Invités à donner leur point de vue sur la question, les journalistes Hérold Jean-François, Jacques Desrosiers et Marie Raphaëlle ont tous admis que le journaliste haïtien se doit, dans ce contexte, de faire preuve en tout temps de « Vigilance professionnelle ».
En effet, le Président-directeur-général de Radio Ibo, a fait le constat que depuis de nombreuses années déjà, les médias sont confrontés à cette réalité des réseaux sociaux qui font d’importants dégâts dans la manière de divulguer les “nouvelles” dont un trop important pourcentage est classé “fake news”. « On ne peut pas d’ailleurs se référer aux “fake news” sans associer les médias sociaux qui sont à l’origine du phénomène. Alors que ces plateformes font tout le tort que nous connaissons, trop souvent on impute des diffusions de nouvelles émanant d’elles aux médias traditionnels, ce qui affecte la crédibilité de la presse responsable », déplore Hérold Jean-François.
A partir de ce constat, l’auteur du livre Citoyenneté et Etat de droit en Haïti croit que la presse professionnelle doit redoubler de rigueur pour éviter de se référer au contenu non vérifié en général des médias sociaux qui ne se donnent pas les contraintes de la vérification basique des informations ; s’astreindre à surveiller au respect des normes régissant les médias, pour éviter de tomber dans la réalité des démentis et entretenir la confusion entre réseaux sociaux et la presse professionnelle.

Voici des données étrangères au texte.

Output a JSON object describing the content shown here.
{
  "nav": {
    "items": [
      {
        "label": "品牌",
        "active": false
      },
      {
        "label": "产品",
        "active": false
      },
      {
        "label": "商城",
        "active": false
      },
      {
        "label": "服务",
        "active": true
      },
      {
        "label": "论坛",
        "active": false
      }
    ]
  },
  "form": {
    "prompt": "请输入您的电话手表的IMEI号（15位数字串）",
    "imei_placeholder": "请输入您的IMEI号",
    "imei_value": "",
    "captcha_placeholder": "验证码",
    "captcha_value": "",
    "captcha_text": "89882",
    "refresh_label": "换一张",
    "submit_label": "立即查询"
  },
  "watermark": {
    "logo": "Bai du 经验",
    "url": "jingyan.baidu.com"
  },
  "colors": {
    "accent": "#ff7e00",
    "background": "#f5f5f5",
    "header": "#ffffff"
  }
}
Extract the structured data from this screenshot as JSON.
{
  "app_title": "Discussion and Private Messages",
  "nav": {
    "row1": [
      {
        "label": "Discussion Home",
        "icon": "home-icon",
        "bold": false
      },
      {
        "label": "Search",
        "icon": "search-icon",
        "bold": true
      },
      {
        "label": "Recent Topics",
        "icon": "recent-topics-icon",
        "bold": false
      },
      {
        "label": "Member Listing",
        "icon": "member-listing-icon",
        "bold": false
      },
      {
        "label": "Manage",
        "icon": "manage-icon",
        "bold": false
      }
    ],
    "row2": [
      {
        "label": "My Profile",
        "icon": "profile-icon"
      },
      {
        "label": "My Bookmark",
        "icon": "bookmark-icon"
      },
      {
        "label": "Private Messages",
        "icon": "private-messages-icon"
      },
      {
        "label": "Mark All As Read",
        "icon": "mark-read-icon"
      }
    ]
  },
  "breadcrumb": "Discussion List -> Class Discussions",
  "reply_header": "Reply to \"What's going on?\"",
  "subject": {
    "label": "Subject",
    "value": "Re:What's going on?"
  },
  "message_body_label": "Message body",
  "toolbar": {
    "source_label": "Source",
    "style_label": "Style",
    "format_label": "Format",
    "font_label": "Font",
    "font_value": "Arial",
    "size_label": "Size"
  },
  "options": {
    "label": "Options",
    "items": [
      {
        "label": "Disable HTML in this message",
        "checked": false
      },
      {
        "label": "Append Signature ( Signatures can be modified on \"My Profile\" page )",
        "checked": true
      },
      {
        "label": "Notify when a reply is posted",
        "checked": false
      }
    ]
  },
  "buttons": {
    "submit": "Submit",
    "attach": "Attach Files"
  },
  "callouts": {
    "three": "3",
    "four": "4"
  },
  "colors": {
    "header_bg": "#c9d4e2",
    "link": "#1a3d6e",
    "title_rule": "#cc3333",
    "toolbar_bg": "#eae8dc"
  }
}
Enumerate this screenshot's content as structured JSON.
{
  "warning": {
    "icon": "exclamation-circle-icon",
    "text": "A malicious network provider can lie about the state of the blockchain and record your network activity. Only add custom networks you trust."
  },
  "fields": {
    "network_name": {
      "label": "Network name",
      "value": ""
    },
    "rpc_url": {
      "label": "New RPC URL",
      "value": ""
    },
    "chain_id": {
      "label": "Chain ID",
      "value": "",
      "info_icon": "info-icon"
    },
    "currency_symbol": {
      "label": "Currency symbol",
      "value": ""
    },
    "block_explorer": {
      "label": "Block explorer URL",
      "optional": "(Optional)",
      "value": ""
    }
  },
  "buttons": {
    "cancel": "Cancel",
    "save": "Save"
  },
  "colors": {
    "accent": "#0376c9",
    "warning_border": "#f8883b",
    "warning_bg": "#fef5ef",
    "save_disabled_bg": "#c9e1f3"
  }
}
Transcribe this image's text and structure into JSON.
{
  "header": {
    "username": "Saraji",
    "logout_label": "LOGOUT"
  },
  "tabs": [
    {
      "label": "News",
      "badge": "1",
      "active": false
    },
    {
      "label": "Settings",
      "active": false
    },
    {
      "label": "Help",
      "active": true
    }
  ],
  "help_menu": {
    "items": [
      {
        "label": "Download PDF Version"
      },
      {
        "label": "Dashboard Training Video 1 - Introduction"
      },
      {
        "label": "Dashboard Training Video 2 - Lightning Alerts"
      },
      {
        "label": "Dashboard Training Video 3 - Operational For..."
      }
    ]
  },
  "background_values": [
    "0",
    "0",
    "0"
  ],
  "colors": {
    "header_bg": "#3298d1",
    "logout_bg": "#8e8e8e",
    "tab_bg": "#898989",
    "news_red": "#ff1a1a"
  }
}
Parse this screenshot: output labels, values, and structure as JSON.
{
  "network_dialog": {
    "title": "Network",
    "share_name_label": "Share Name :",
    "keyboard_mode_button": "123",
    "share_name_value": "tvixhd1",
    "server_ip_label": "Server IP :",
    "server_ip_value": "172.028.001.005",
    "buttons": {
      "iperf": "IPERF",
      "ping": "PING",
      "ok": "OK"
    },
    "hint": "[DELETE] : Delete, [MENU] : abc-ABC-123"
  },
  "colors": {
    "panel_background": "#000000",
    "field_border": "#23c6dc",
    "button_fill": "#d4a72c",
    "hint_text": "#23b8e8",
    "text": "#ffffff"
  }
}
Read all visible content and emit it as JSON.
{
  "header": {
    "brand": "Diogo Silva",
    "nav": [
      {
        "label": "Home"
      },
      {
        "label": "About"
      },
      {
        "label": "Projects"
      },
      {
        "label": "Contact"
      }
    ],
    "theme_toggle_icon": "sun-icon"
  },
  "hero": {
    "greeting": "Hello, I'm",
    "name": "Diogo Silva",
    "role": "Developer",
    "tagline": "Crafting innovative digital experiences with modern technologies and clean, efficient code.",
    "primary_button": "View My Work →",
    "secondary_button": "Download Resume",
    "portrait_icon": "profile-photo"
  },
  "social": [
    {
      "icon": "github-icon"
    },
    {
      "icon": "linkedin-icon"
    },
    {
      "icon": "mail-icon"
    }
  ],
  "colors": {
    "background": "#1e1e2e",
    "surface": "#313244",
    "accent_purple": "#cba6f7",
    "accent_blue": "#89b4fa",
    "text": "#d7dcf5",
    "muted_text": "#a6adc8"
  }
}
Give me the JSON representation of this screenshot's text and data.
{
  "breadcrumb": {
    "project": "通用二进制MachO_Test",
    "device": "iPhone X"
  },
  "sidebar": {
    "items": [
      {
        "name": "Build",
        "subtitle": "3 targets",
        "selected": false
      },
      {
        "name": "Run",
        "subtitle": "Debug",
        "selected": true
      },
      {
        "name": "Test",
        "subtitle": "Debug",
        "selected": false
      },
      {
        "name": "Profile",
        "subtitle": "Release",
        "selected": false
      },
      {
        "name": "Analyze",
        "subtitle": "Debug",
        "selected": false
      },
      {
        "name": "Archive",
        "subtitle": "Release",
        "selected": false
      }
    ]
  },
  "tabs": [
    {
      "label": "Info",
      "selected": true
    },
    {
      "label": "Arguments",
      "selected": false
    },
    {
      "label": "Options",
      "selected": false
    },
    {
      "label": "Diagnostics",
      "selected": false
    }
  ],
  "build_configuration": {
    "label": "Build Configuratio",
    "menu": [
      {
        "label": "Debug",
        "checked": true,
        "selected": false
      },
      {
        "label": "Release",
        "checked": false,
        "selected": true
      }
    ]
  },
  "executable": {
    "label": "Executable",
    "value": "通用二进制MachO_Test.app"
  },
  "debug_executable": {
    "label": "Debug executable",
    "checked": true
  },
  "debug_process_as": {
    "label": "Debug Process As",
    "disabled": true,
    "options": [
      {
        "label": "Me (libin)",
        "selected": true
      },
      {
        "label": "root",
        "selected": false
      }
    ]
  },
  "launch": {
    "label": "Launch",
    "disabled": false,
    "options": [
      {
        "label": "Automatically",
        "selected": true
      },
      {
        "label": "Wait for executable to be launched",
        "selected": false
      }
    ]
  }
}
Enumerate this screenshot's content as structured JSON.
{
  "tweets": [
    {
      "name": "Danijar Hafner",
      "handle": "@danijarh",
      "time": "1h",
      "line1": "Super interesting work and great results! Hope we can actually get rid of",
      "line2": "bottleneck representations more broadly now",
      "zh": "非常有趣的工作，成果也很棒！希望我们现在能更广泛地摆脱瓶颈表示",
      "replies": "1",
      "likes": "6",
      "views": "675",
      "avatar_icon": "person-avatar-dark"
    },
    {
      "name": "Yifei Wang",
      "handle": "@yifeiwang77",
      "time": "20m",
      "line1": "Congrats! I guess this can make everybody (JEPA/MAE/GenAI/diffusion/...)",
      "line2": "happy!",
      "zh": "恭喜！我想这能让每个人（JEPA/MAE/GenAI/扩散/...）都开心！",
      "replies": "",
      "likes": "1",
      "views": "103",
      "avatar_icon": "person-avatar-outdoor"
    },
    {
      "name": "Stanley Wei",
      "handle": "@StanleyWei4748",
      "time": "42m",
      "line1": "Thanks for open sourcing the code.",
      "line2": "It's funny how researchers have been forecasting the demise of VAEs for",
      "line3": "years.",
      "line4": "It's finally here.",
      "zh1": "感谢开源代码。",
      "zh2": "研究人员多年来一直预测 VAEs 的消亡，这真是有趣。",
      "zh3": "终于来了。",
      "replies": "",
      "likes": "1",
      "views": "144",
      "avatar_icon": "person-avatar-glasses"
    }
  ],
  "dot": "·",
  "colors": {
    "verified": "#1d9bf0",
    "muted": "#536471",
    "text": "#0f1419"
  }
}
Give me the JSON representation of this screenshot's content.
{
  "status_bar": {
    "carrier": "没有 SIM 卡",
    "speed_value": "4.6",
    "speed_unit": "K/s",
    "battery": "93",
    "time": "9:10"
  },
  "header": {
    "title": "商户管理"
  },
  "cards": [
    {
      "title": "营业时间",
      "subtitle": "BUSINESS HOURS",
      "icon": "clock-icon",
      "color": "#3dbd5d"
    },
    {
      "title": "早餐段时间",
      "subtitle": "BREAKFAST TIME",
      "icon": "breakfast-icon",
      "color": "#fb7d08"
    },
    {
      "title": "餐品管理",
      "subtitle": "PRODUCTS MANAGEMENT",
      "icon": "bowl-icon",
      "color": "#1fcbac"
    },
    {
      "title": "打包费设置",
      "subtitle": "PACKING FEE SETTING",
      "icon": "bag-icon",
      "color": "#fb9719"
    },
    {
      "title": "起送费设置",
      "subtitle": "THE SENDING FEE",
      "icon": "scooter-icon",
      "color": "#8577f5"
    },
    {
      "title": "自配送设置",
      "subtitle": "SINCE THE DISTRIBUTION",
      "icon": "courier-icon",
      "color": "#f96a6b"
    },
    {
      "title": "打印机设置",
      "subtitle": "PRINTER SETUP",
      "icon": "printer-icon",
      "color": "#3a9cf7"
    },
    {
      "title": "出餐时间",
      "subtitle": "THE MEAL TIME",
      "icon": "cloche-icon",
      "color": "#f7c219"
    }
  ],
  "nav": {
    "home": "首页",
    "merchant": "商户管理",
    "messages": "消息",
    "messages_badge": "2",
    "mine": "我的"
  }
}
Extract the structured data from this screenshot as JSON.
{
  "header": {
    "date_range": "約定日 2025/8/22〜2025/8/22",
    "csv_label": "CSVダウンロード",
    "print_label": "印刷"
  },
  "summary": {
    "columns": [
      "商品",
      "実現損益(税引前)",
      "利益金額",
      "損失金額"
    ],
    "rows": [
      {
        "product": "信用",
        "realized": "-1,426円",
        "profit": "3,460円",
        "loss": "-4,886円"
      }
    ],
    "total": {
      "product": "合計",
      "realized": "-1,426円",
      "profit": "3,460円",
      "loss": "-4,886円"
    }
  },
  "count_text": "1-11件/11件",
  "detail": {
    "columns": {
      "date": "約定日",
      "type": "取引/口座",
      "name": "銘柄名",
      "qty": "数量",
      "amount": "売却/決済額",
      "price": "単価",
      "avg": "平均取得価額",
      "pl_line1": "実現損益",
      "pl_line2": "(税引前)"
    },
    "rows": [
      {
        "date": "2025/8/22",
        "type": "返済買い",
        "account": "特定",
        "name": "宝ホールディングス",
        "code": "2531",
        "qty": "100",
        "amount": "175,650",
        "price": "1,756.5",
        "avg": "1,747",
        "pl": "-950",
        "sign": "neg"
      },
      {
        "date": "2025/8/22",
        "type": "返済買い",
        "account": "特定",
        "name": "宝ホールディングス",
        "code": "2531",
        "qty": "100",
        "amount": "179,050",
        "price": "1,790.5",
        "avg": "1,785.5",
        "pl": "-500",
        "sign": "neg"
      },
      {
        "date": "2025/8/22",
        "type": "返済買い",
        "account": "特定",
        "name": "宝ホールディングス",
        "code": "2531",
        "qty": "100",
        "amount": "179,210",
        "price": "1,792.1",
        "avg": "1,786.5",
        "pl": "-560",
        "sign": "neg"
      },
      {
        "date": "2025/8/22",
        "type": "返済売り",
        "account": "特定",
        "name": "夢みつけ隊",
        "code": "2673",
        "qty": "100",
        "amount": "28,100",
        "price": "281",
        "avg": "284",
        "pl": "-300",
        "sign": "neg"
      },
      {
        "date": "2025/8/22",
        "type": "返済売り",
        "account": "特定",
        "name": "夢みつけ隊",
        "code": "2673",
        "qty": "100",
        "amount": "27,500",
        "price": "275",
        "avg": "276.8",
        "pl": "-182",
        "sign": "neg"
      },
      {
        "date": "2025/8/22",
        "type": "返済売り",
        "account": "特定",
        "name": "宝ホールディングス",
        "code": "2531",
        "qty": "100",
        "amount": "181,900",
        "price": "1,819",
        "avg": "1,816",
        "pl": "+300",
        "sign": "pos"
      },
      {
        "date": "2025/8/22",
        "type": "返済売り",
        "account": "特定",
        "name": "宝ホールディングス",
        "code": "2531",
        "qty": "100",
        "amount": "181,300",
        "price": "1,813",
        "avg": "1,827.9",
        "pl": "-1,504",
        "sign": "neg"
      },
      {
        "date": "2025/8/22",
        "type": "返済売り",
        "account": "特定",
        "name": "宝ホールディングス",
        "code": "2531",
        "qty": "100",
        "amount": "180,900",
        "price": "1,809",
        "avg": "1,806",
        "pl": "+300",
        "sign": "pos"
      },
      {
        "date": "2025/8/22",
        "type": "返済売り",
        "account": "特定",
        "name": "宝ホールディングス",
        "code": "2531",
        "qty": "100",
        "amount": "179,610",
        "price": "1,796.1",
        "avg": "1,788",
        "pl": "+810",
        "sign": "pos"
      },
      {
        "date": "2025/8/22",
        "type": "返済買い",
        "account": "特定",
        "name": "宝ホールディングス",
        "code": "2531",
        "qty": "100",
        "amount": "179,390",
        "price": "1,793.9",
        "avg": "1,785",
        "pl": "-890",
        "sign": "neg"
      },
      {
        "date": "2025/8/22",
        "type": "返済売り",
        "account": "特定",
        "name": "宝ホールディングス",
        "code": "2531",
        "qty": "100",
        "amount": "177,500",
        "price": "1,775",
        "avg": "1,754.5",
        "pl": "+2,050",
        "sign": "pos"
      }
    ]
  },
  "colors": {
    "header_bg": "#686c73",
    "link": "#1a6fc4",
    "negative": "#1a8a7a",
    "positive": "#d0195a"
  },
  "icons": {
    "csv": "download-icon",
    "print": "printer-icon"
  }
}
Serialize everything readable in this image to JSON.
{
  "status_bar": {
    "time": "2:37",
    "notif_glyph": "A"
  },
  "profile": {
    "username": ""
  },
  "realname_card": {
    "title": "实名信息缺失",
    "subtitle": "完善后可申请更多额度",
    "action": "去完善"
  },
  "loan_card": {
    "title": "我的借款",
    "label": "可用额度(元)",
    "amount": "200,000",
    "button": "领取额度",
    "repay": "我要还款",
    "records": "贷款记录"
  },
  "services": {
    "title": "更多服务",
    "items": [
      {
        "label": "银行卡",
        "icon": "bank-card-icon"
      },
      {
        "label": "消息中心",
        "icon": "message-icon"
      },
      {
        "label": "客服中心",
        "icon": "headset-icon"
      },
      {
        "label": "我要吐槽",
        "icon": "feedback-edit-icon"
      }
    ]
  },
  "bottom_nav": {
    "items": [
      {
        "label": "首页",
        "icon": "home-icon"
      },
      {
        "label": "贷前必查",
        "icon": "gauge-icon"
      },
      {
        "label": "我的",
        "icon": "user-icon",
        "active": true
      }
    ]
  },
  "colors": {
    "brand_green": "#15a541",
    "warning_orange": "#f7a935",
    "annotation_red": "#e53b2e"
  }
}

« La presse doit faire en sorte qu’elle soit toujours la bonne référence, l’endroit incontournable de la vérification et de l’authentification des informations en général. Nous devons renforcer la confiance de l’opinion publique dans la presse professionnelle pour demeurer la bonne source de l’information », conseille-t-il, ajoutant que de cette posture dépend la survie des médias conventionnels.
« Je commence par prendre le contre-pied du discours faisant croire que les réseaux sociaux remplaceront dans très peu de temps les médias conventionnels », déclare Marie Raphaëlle Pierre d’un ton tranchant. Se disant consciente qu’il y a une expansion croissante des médias sociaux et aussi un accès plus facile à internet, la Directrice à l’Information de Radio Ibo estime, cependant que, le débat sur les contenus diffusés, sur les propriétaires, les gestionnaires des médias en ligne, sur ceux qui ont accès à internet et qui diffusent des informations est bien réel. « Ce que j’appelle le grand désordre sans frein qui se fait dans le secteur de la presse notamment au niveau des réseaux sociaux est à l’origine de ce débat qui remet en question la mission des médias sociaux, la responsabilité des médias sociaux dans le rôle d’informer, d’éduquer et de divertir », explique la voix féminine de l’émission Point du jour.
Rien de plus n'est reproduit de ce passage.